La elección de ayer en Francia se acerca a este patrón. Desde hace años, la
consigna que más ha unificado al consenso centrista en Francia ha sido “parar a
la ultraderecha”. Lejos de ello, el nacional-populismo sigue creciendo, ya no
asusta a casi nadie y consigue votos prestados o cedidos de una derecha
conservadora desorientada y privada de un liderazgo sólido. En ningún otro país
europeo occidental el nacionalismo conservador radical puede acreditar un
resultado tan potente en las urnas, ni puede presumir de una conexión tan
próxima con el electorado.
Macron
ha prometido una “nueva era” y no una simple continuidad de su gestión en estos
cinco últimos años. Al Presidente francés se le dan muy bien las frases
solemnes y las grandes ideas, algo muy arraigado en la cultura política
francesa. Pero él sabe mejor que nadie que el crédito de que disfrutaba la
noche de su triunfo en mayo de 2017 se ha visto reducido. Y no es aventurado
decir que el miedo a Le Pen le ha permitido obtener todavía algunos votos de la
izquierda huérfana de ideas y de dirigentes solventes. Los analistas aseguran
que estos dos últimos años de crisis por la pandemia y sus consecuencias no
dejarán indemnes a nadie. Es una consideración razonable. Pero lo curioso es
que Macron se ha pasado toda la campaña resaltando la estupenda gestión que su
gobierno ha hecho de la crisis. Los electores no lo han entendido así y le han
rebajado su apoyo.
Marine
Le Pen no se rinde. Como se ha dicho, tiene motivos para seguir batallando.

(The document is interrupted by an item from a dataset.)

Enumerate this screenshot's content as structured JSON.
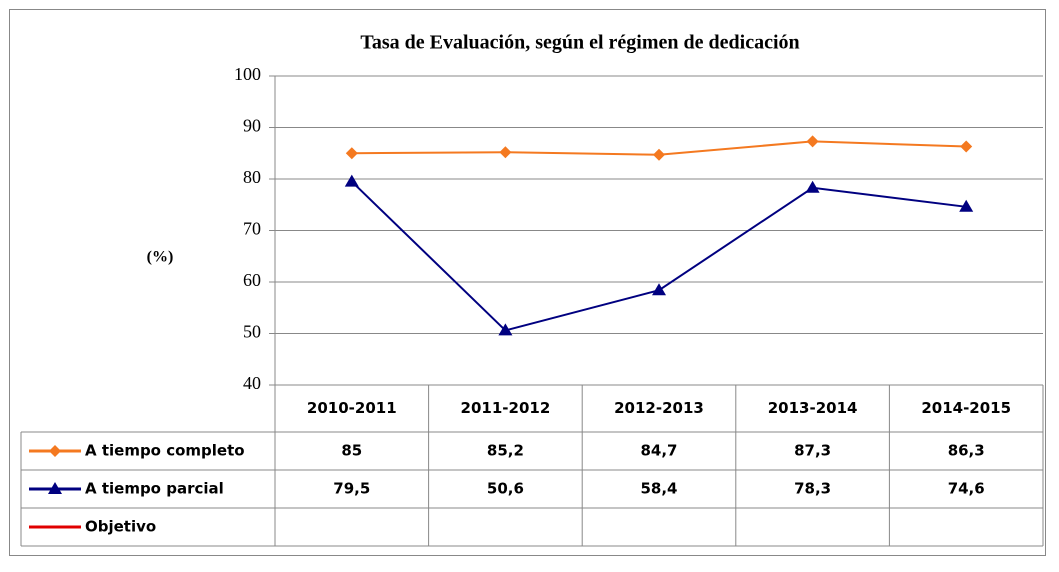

Pero, con la exageración propia de las opciones extremas, pretende convertir su
derrota en victoria. En la noche del domingo emplazó a sus colaboradores, a sus
seguidores y a sus votantes a confirmar sus aspiraciones en las legislativas de
junio. La jaula de la doble vuelta sigue siendo un inconveniente demasiado
pesado para que consiga una representación parlamentaria acorde a la voluntad
popular. Pero la apuesta de Le Pen está clara y ella misma lo ha dejado
entrever: seducir a la Francia conservadora que aún teme entregarle su confianza.
El
otro candidato que obtuvo un buen resultado en la primera pero sin llegar al
mínimo para competir en la contestación final, el izquierdista Melenchón, ha
minorada la victoria de Macron, se ha felicitado por la derrota de Le Pen y ha
convocado a toda la izquierda, ahora desunida e impotente, para que apoyen a
sus insumisos y lo confirmen como el partido de la unidad popular.
Macron,
Le Pen y Melenchón (al frente de sus respectivas formaciones) representan casi
las tres cuartas partes de la voluntad electoral de Francia. Las argucias del
sistema electoral no permitirán una traducción fiel de esta realidad política.
Pero los resultados de estos comicios
obligan a pensar en una reforma seria de las instituciones de la V República si
Francia pretende ser una democracia política creíble.